Слово авторитета, стр. 86

Полковник согласно закивал. Большой палец правой руки нервно затеребил кончик носа. Об этой его характерной привычке знали многие. В минуты усиленного размышления он начинал чихать, осыпая присутствующих мириадами брызг, и сейчас боролся с зудом, неприятно щекотавшим носоглотку.

Кажется, отпустило. Полковник победно посмотрел на капитана.

– Совершенно верно. Без помощи Федосеев просто бы не справился. Связи с уголовным миром он поддерживал через своих бывших подопечных, зная, что когда-нибудь такая дружба может сослужить ему хорошую службу.

– Что делать с Федосеевым, товарищ полковник?

Геннадий Васильевич устало откинулся на спинку стула. Глаза его неожиданно повеселели. Казалось, он думал о чем угодно, но только не о заданном вопросе.

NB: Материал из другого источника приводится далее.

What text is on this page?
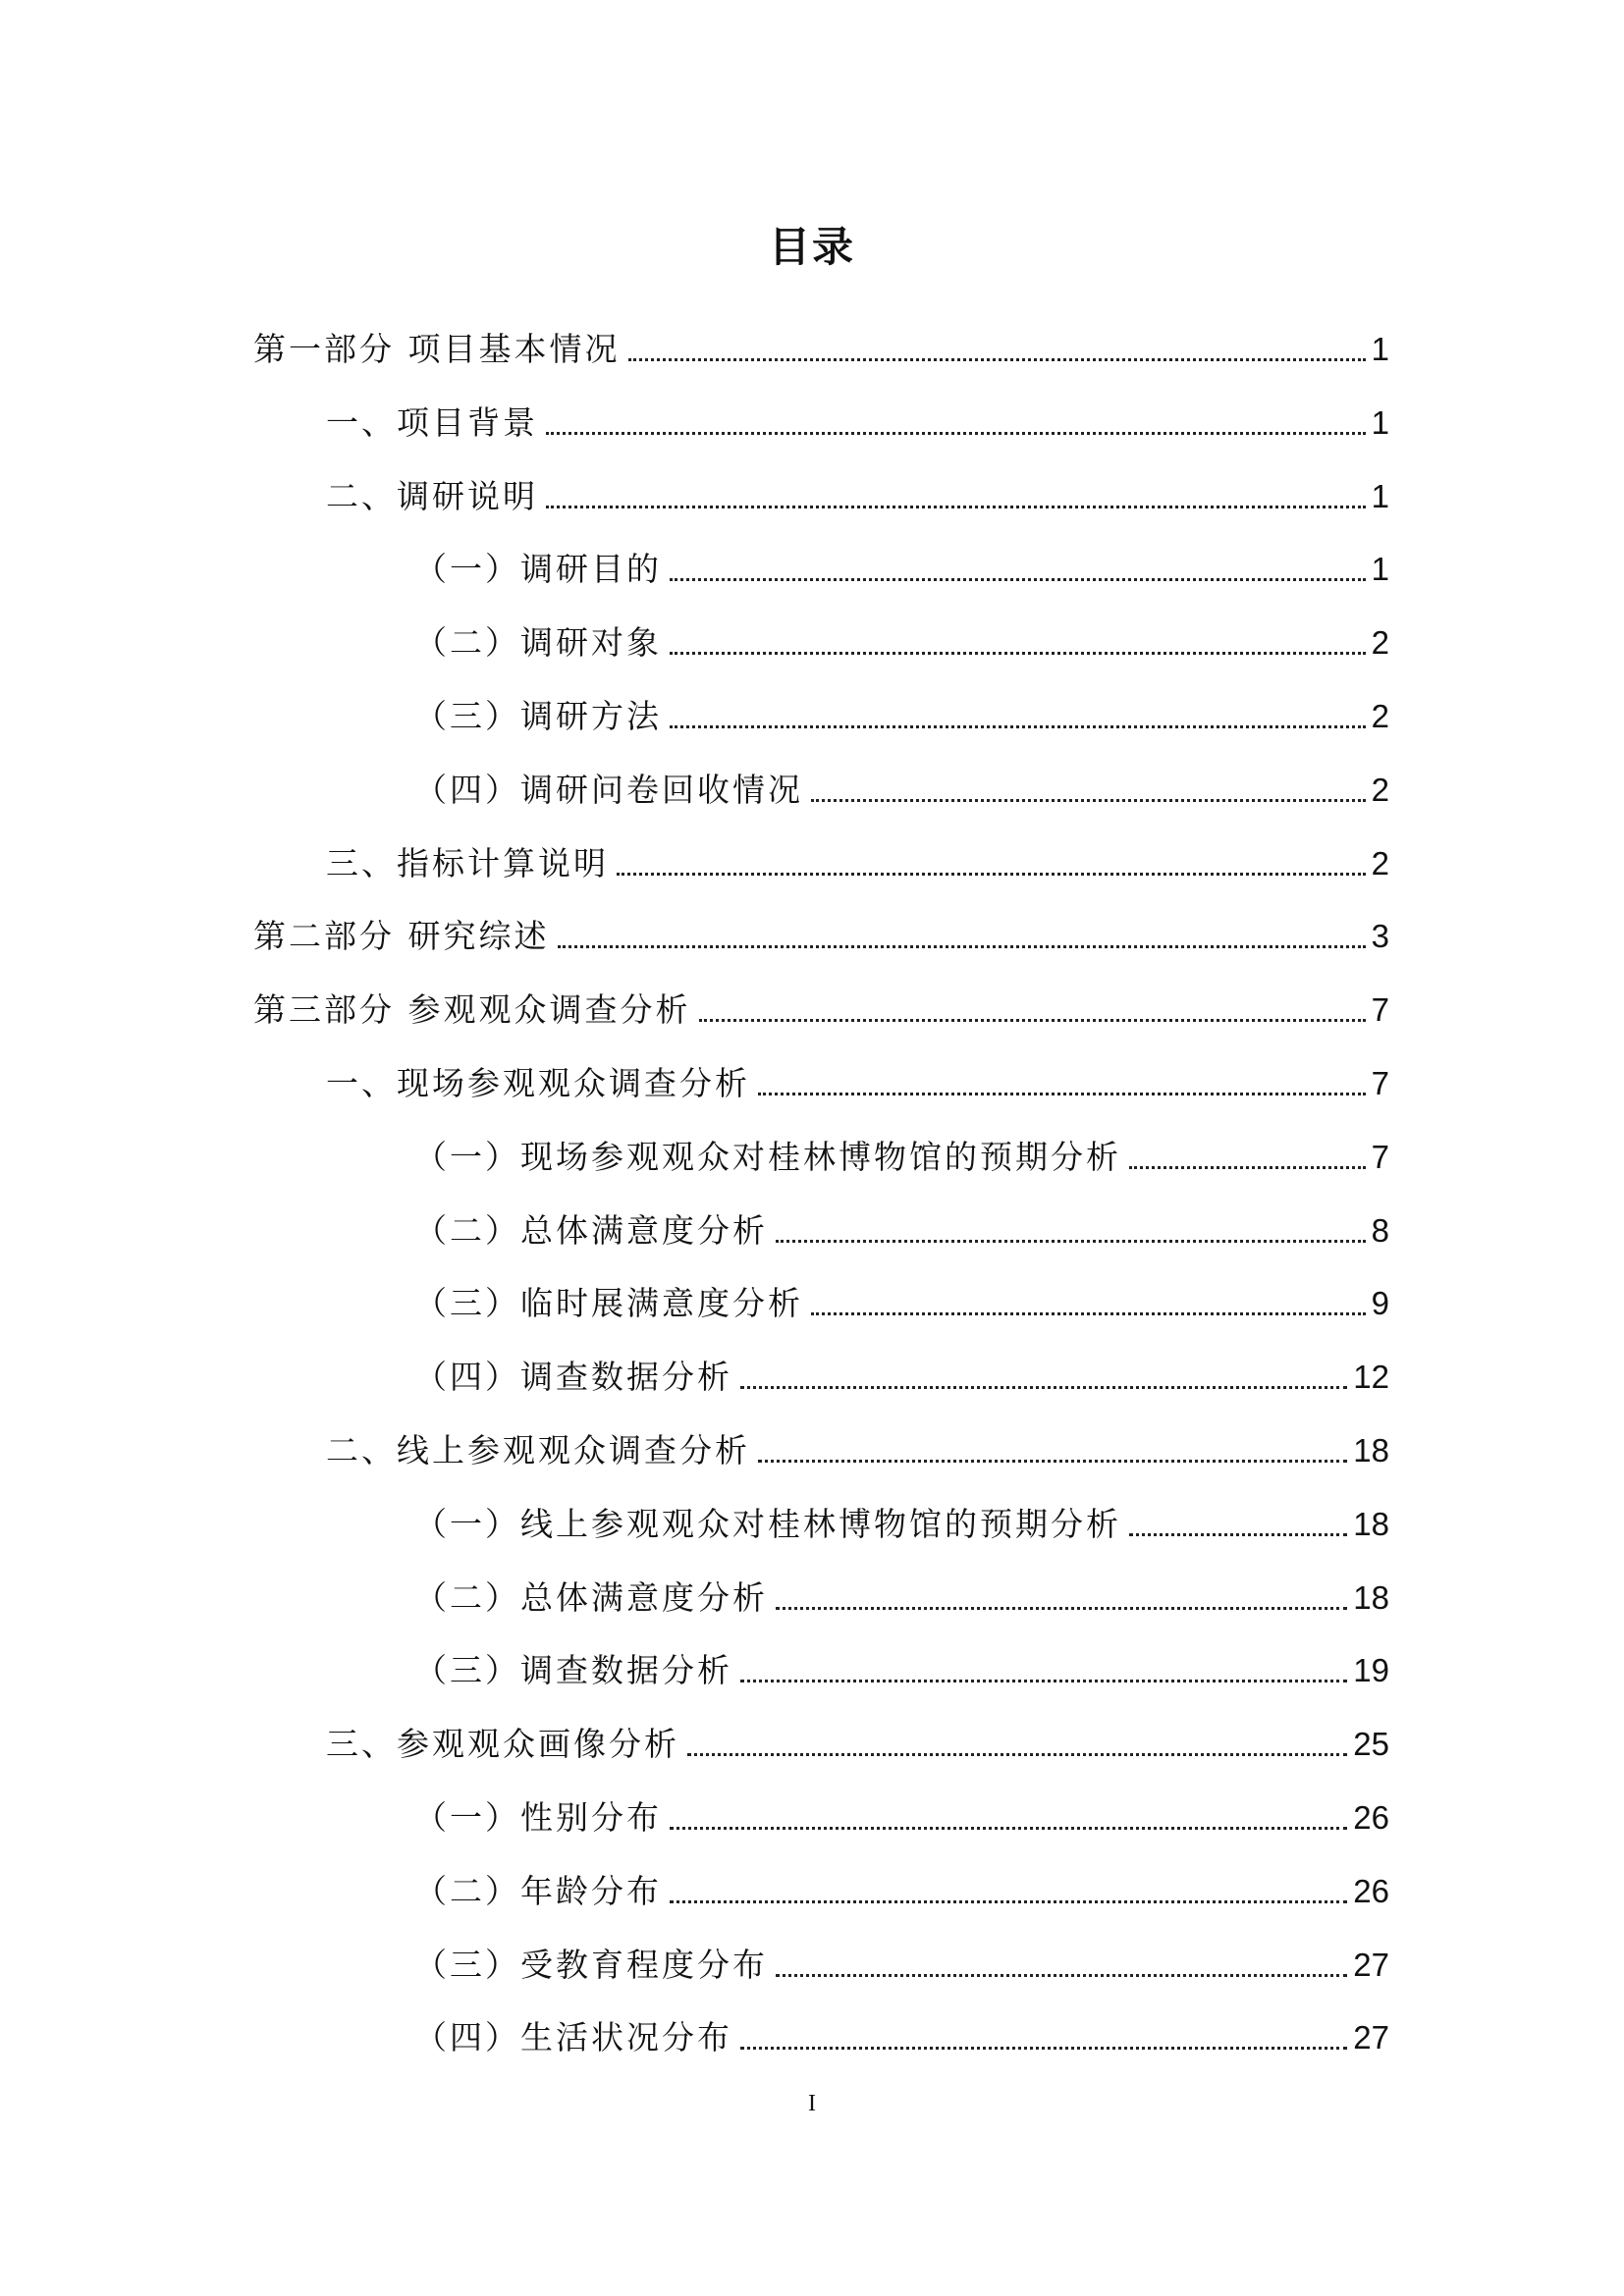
目录
第一部分 项目基本情况	1
一、项目背景	1
二、调研说明	1
（一）调研目的	1
（二）调研对象	2
（三）调研方法	2
（四）调研问卷回收情况	2
三、指标计算说明	2
第二部分 研究综述	3
第三部分 参观观众调查分析	7
一、现场参观观众调查分析	7
（一）现场参观观众对桂林博物馆的预期分析	7
（二）总体满意度分析	8
（三）临时展满意度分析	9
（四）调查数据分析	12
二、线上参观观众调查分析	18
（一）线上参观观众对桂林博物馆的预期分析	18
（二）总体满意度分析	18
（三）调查数据分析	19
三、参观观众画像分析	25
（一）性别分布	26
（二）年龄分布	26
（三）受教育程度分布	27
（四）生活状况分布	27
I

– А с Федосеевым делать ничего не нужно, капитан. Пусть себе как работал, так и работает. Насколько мне известно, он у начальства на хорошем счету. Они его ценят за аккуратность и педантичность. Для молодых он в некоторой степени наставник, авторитет. Да и зацепить нам его не за что. Ведет замкнутый образ жизни: из дома на службу и обратно. Есть у него, конечно, мелкие увлечения, порой цепляет молодых проституток у гостиниц. Но ведь за это не сажают, как говорится, кто из нас без греха. Два грамма героина ему в карман подсунуть? Несерьезно. А потом, я думаю, что подобная афера вряд ли пройдет. Все-таки он сам в органах проработал два десятка лет и про подобные фокусы наслышан, а может быть, и сам проделывал не однажды. Так что придется набраться терпения. Вся надежда на Захара… если он опять не отмочит какой-нибудь номер. Ты вот что, Гриша, – по-простецки обратился Крылов к капитану, что случалось с ним крайне редко. – Нужно будет заглянуть к соседям Мерзоева, возможно, они подскажут что-нибудь еще. Хотя картина более или менее уже ясная.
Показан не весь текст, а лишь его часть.